Pascoe was the most senior UN official to visit the country in six years. The trip included a meeting with Pyongyang’s second-highest ranking official, Kim Yong Nam.
The outreach by China and the United Nations follows North Korean claims that it would be willing to return to talks and pursue denuclearization only after a peace treaty formally concluding the Korean War was agreed and international sanctions were lifted.
In a Jan. 11 Foreign Ministry statement, Pyongyang proposed talks beginning this year on a peace treaty to replace the 1953 Armistice Agreement, which continues to serve as a ceasefire but not a permanent end to the Korean War. “The conclusion of the peace treaty will help terminate the hostile relations between [North Korea and the United States] and positively promote the denuclearization of the KoreanPeninsula at a rapid tempo,” read the statement.
The statement also said that the removal of sanctions was necessary to pave the way for the resumption of talks. Sin Son Ho, North Korea’s permanent representative to the UN, repeated this position Jan. 12, telling reporters, “We will return to the talks if the sanctions are lifted.”
Japan, South Korea, and the United States have maintained, however, that Pyongyang must make progress on denuclearization before peace talks could begin or sanctions could be removed. Kurt Campbell, assistant secretary of state for East Asian and Pacific affairs, told reporters in Seoul Feb. 3 that until North Korea agrees once again to abide by its commitments in the six-party talks, “the United States will not be prepared either to ease sanctions [or] begin discussions on other issues like the establishment of a peace regime.”
Those talks, which were carried out intermittently between 2003 and 2009, arrived at two sets of agreements. A September 2005 joint statement outlined a broad framework for the denuclearization of the Korean peninsula, as well as steps toward a peace agreement and normalization of relations between the conflicting parties. That was followed by a February 2007 agreement in which the parties agreed on steps to implement the 2005 accord.

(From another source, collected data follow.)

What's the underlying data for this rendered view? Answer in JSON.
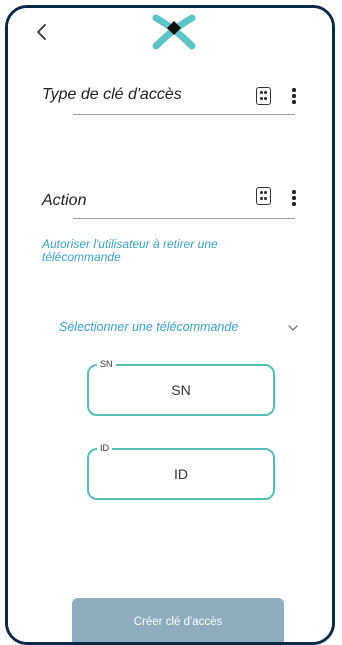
{
  "header": {
    "back_icon": "chevron-left-icon",
    "logo": "brand-logo-x"
  },
  "access_key_type": {
    "label": "Type de clé d'accès",
    "card_icon": "card-icon",
    "menu_icon": "more-vertical-icon"
  },
  "action": {
    "label": "Action",
    "card_icon": "card-icon",
    "menu_icon": "more-vertical-icon",
    "helper_text": "Autoriser l'utilisateur à retirer une télécommande"
  },
  "remote_select": {
    "label": "Sélectionner une télécommande",
    "chevron_icon": "chevron-down-icon"
  },
  "sn_field": {
    "legend": "SN",
    "placeholder": "SN"
  },
  "id_field": {
    "legend": "ID",
    "placeholder": "ID"
  },
  "footer": {
    "create_label": "Créer clé d'accès"
  },
  "colors": {
    "frame": "#0b2a4a",
    "accent_text": "#3aa0c8",
    "field_border": "#59bdb6",
    "button_bg": "#8eacbc"
  }
}
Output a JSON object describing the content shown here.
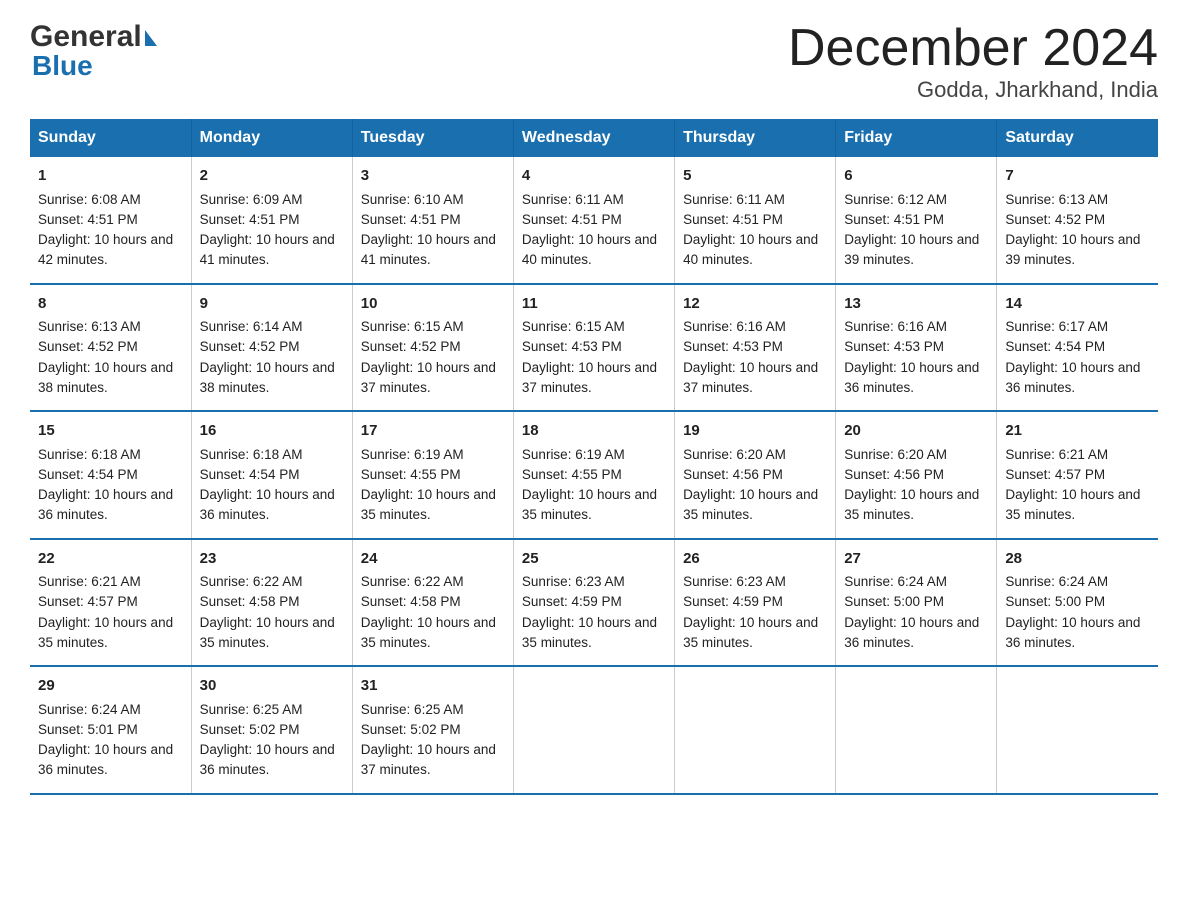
{
  "header": {
    "title": "December 2024",
    "subtitle": "Godda, Jharkhand, India",
    "logo_general": "General",
    "logo_blue": "Blue"
  },
  "days_of_week": [
    "Sunday",
    "Monday",
    "Tuesday",
    "Wednesday",
    "Thursday",
    "Friday",
    "Saturday"
  ],
  "weeks": [
    {
      "days": [
        {
          "num": "1",
          "sunrise": "6:08 AM",
          "sunset": "4:51 PM",
          "daylight": "10 hours and 42 minutes."
        },
        {
          "num": "2",
          "sunrise": "6:09 AM",
          "sunset": "4:51 PM",
          "daylight": "10 hours and 41 minutes."
        },
        {
          "num": "3",
          "sunrise": "6:10 AM",
          "sunset": "4:51 PM",
          "daylight": "10 hours and 41 minutes."
        },
        {
          "num": "4",
          "sunrise": "6:11 AM",
          "sunset": "4:51 PM",
          "daylight": "10 hours and 40 minutes."
        },
        {
          "num": "5",
          "sunrise": "6:11 AM",
          "sunset": "4:51 PM",
          "daylight": "10 hours and 40 minutes."
        },
        {
          "num": "6",
          "sunrise": "6:12 AM",
          "sunset": "4:51 PM",
          "daylight": "10 hours and 39 minutes."
        },
        {
          "num": "7",
          "sunrise": "6:13 AM",
          "sunset": "4:52 PM",
          "daylight": "10 hours and 39 minutes."
        }
      ]
    },
    {
      "days": [
        {
          "num": "8",
          "sunrise": "6:13 AM",
          "sunset": "4:52 PM",
          "daylight": "10 hours and 38 minutes."
        },
        {
          "num": "9",
          "sunrise": "6:14 AM",
          "sunset": "4:52 PM",
          "daylight": "10 hours and 38 minutes."
        },
        {
          "num": "10",
          "sunrise": "6:15 AM",
          "sunset": "4:52 PM",
          "daylight": "10 hours and 37 minutes."
        },
        {
          "num": "11",
          "sunrise": "6:15 AM",
          "sunset": "4:53 PM",
          "daylight": "10 hours and 37 minutes."
        },
        {
          "num": "12",
          "sunrise": "6:16 AM",
          "sunset": "4:53 PM",
          "daylight": "10 hours and 37 minutes."
        },
        {
          "num": "13",
          "sunrise": "6:16 AM",
          "sunset": "4:53 PM",
          "daylight": "10 hours and 36 minutes."
        },
        {
          "num": "14",
          "sunrise": "6:17 AM",
          "sunset": "4:54 PM",
          "daylight": "10 hours and 36 minutes."
        }
      ]
    },
    {
      "days": [
        {
          "num": "15",
          "sunrise": "6:18 AM",
          "sunset": "4:54 PM",
          "daylight": "10 hours and 36 minutes."
        },
        {
          "num": "16",
          "sunrise": "6:18 AM",
          "sunset": "4:54 PM",
          "daylight": "10 hours and 36 minutes."
        },
        {
          "num": "17",
          "sunrise": "6:19 AM",
          "sunset": "4:55 PM",
          "daylight": "10 hours and 35 minutes."
        },
        {
          "num": "18",
          "sunrise": "6:19 AM",
          "sunset": "4:55 PM",
          "daylight": "10 hours and 35 minutes."
        },
        {
          "num": "19",
          "sunrise": "6:20 AM",
          "sunset": "4:56 PM",
          "daylight": "10 hours and 35 minutes."
        },
        {
          "num": "20",
          "sunrise": "6:20 AM",
          "sunset": "4:56 PM",
          "daylight": "10 hours and 35 minutes."
        },
        {
          "num": "21",
          "sunrise": "6:21 AM",
          "sunset": "4:57 PM",
          "daylight": "10 hours and 35 minutes."
        }
      ]
    },
    {
      "days": [
        {
          "num": "22",
          "sunrise": "6:21 AM",
          "sunset": "4:57 PM",
          "daylight": "10 hours and 35 minutes."
        },
        {
          "num": "23",
          "sunrise": "6:22 AM",
          "sunset": "4:58 PM",
          "daylight": "10 hours and 35 minutes."
        },
        {
          "num": "24",
          "sunrise": "6:22 AM",
          "sunset": "4:58 PM",
          "daylight": "10 hours and 35 minutes."
        },
        {
          "num": "25",
          "sunrise": "6:23 AM",
          "sunset": "4:59 PM",
          "daylight": "10 hours and 35 minutes."
        },
        {
          "num": "26",
          "sunrise": "6:23 AM",
          "sunset": "4:59 PM",
          "daylight": "10 hours and 35 minutes."
        },
        {
          "num": "27",
          "sunrise": "6:24 AM",
          "sunset": "5:00 PM",
          "daylight": "10 hours and 36 minutes."
        },
        {
          "num": "28",
          "sunrise": "6:24 AM",
          "sunset": "5:00 PM",
          "daylight": "10 hours and 36 minutes."
        }
      ]
    },
    {
      "days": [
        {
          "num": "29",
          "sunrise": "6:24 AM",
          "sunset": "5:01 PM",
          "daylight": "10 hours and 36 minutes."
        },
        {
          "num": "30",
          "sunrise": "6:25 AM",
          "sunset": "5:02 PM",
          "daylight": "10 hours and 36 minutes."
        },
        {
          "num": "31",
          "sunrise": "6:25 AM",
          "sunset": "5:02 PM",
          "daylight": "10 hours and 37 minutes."
        },
        null,
        null,
        null,
        null
      ]
    }
  ],
  "label_sunrise": "Sunrise:",
  "label_sunset": "Sunset:",
  "label_daylight": "Daylight:"
}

Those steps were in the process of being carried out when Pyongyang backed away from the talks in April 2009 following the UN Security Council’s censure of a North Korean rocket launch earlier that month. (See ACT, May 2009.)
A diplomatic source from one of the six parties said in a Jan. 26 e-mail that if North Korea begins discussions on denuclearization again, “other issues can be dealt with at a quite early stage.” The diplomat stressed, however, that North Korea must first demonstrate that it is sincere in dealing with the primary issue of denuclearization before the other parties can exhibit such flexibility.